In what follows, suppose that $|1/0|$ is defined to be equal to $+\infty$.
First, if ${\rm P}(X=0) > 0$, then $|1/X|$ might not even be defined as a random variable, since it is not real-valued. (By a common definition, a random variable is real-valued.)
However, suppose that we allow $|1/X|$ to take the value $+\infty$. Note that $ \bigg|\frac{1}{X}\bigg| \ge \infty {\mathbf 1}(X = 0), $ where ${\mathbf 1}$ is the indicator function. Hence $ {\rm E}\bigg|\frac{1}{X}\bigg| \ge {\rm E}[\infty {\mathbf 1}(X = 0)] = \infty {\rm P}(X = 0). $ So the condition ${\rm E}|1/X| < \infty$ implies that ${\rm P}(X = 0)=0$.
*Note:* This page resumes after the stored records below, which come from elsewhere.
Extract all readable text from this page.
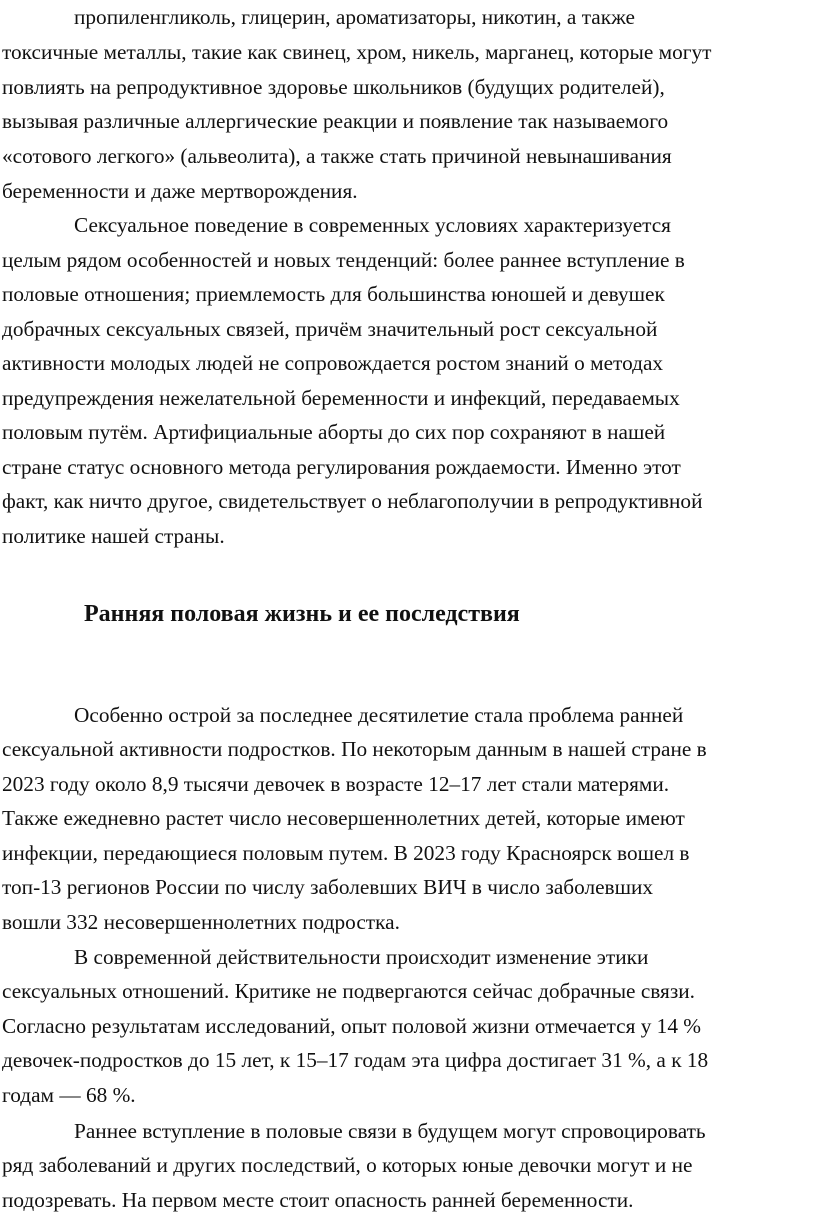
пропиленгликоль, глицерин, ароматизаторы, никотин, а также
токсичные металлы, такие как свинец, хром, никель, марганец, которые могут
повлиять на репродуктивное здоровье школьников (будущих родителей),
вызывая различные аллергические реакции и появление так называемого
«сотового легкого» (альвеолита), а также стать причиной невынашивания
беременности и даже мертворождения.
Сексуальное поведение в современных условиях характеризуется
целым рядом особенностей и новых тенденций: более раннее вступление в
половые отношения; приемлемость для большинства юношей и девушек
добрачных сексуальных связей, причём значительный рост сексуальной
активности молодых людей не сопровождается ростом знаний о методах
предупреждения нежелательной беременности и инфекций, передаваемых
половым путём. Артифициальные аборты до сих пор сохраняют в нашей
стране статус основного метода регулирования рождаемости. Именно этот
факт, как ничто другое, свидетельствует о неблагополучии в репродуктивной
политике нашей страны.
Ранняя половая жизнь и ее последствия
Особенно острой за последнее десятилетие стала проблема ранней
сексуальной активности подростков. По некоторым данным в нашей стране в
2023 году около 8,9 тысячи девочек в возрасте 12–17 лет стали матерями.
Также ежедневно растет число несовершеннолетних детей, которые имеют
инфекции, передающиеся половым путем. В 2023 году Красноярск вошел в
топ-13 регионов России по числу заболевших ВИЧ в число заболевших
вошли 332 несовершеннолетних подростка.
В современной действительности происходит изменение этики
сексуальных отношений. Критике не подвергаются сейчас добрачные связи.
Согласно результатам исследований, опыт половой жизни отмечается у 14 %
девочек-подростков до 15 лет, к 15–17 годам эта цифра достигает 31 %, а к 18
годам — 68 %.
Раннее вступление в половые связи в будущем могут спровоцировать
ряд заболеваний и других последствий, о которых юные девочки могут и не
подозревать. На первом месте стоит опасность ранней беременности.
EDIT: With regard to your approach, indeed $ {\rm E}\bigg|\frac{1}{X}\bigg| \ge \int_{\{ \omega :X(\omega ) = 0\} } {\bigg|\frac{1}{{X(\omega )}}\bigg|{\rm P}(d\omega )} . $ Now, using the definition $|1/0|=+\infty$, we have $ \int_{\{ \omega :X(\omega ) = 0\} } {\bigg|\frac{1}{{X(\omega )}}\bigg|{\rm P}(d\omega )} = \int_{\{ \omega :X(\omega ) = 0\} } {\infty {\rm P}(d\omega )} = \infty {\rm P}(X = 0), $ and the conclusion is as before.
Remark: Note that $\infty {\rm P}(X=0)$ is defined to be equal to $0$ when ${\rm P}(X=0)=0$.